University President Amy Gutmann recently received a note from The Journal of Blacks in Higher Education congratulating Penn for having one of the most comprehensive programs in African languages in the nation.
"Looks like Penn leads the pack," the note read.
The African Studies Center has been one of Penn's well-kept secrets. It currently offers 11 African languages, comparing very favorably with peer institutions' programs. In 2001-2002, African centers across the nation offered a total of only 25 African languages.
The languages offered by Penn span the three major regions of Africa -- four languages from the South, three from the East and four from the West. The program strives to give students the necessary training to be able to do serious field work and research in a specific African region.
"We try to cover as many countries as possible, so it's not that these four languages [in West Africa] are only spoken in four countries," African Language Coordinator and Zulu instructor Audry Mbeje said. "They are native languages across countries in West Africa."
Penn has offered a comprehensive program in African languages since 1993, when the African Studies Center became one of nine National Resource Centers focusing on Africa. The program began receiving federal funding from the Department of Education.
As an NRC, the African Studies Center has focused on providing resources to a diverse constituency -- both within the University and in the wider community. The enrollment in the language courses is not large -- around 60 students for the whole program -- but it is diverse.
The program serves both undergraduate and graduate students, along with students from Haverford, Swarthmore and Bryn Mawr colleges. This semester two faculty members are even enrolled in the classes.
College sophomore Andrea Seligman, who has been taking Swahili since her freshman year, said that her experience has been unique and rewarding. She participated in one of the center's study-abroad programs in Tanzania during the summer. The program made the culture and people of the language come to life.
"I just loved Tanzania," Seligman said. "It was a really rewarding application of the knowledge I have been working on."
Most gratifying for her was the ability to converse with Tanzanians on everyday topics in their own language, something that would not have been possible had she not taken the Swahili courses ahead of time.

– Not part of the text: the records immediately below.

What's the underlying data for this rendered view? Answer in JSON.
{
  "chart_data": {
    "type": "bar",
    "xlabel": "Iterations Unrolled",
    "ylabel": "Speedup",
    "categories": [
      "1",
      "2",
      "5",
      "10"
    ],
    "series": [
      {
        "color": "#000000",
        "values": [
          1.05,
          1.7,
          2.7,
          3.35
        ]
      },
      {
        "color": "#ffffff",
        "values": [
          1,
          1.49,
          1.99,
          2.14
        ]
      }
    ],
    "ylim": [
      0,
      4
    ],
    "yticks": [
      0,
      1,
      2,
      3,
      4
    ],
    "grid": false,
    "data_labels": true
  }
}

One of the center's main goals is to create area study experts, who it is hoped will go on to research in Africa in a variety of fields -- from diplomacy to business to medicine.
Although a number of languages are staples in the program, some are offered in accordance with student needs. For example, former African Studies Center Director Lee Cassanelli said, a graduate student who planned to do research on nation-building in Eritrea and Ethiopia requested to study Amharic, the language of the region.
The center also began offering Setswana after a group of medical students planning to do research in HIV/AIDS programs in Botswana expressed interest in taking the language.
"Being in a big city is good because there are a lot of African immigrants here," Cassanelli said, adding that this pool enables the center to find native speakers in Philadelphia to teach the courses.
The inherent difficulty with teaching the least commonly taught languages is that student demand is limited, as is funding. It is impossible for the University to employ 10 full-time lecturers to teach these courses. Therefore, outside native speakers are an extremely valuable resource. Their skills are enhanced by the training they receive under the supervision of Mbeje and the Penn Language Center -- the umbrella organization for the teaching of all less commonly taught languages.
And Mbeje said that so far finding lecturers has not been a problem.
"We have very good instructors who make the teaching go smoothly because they are native teachers," Mbeje said. Lecturers "are conversant in the language and with the culture, which is what students want to know -- not only the language, but the life of the people who speak the language."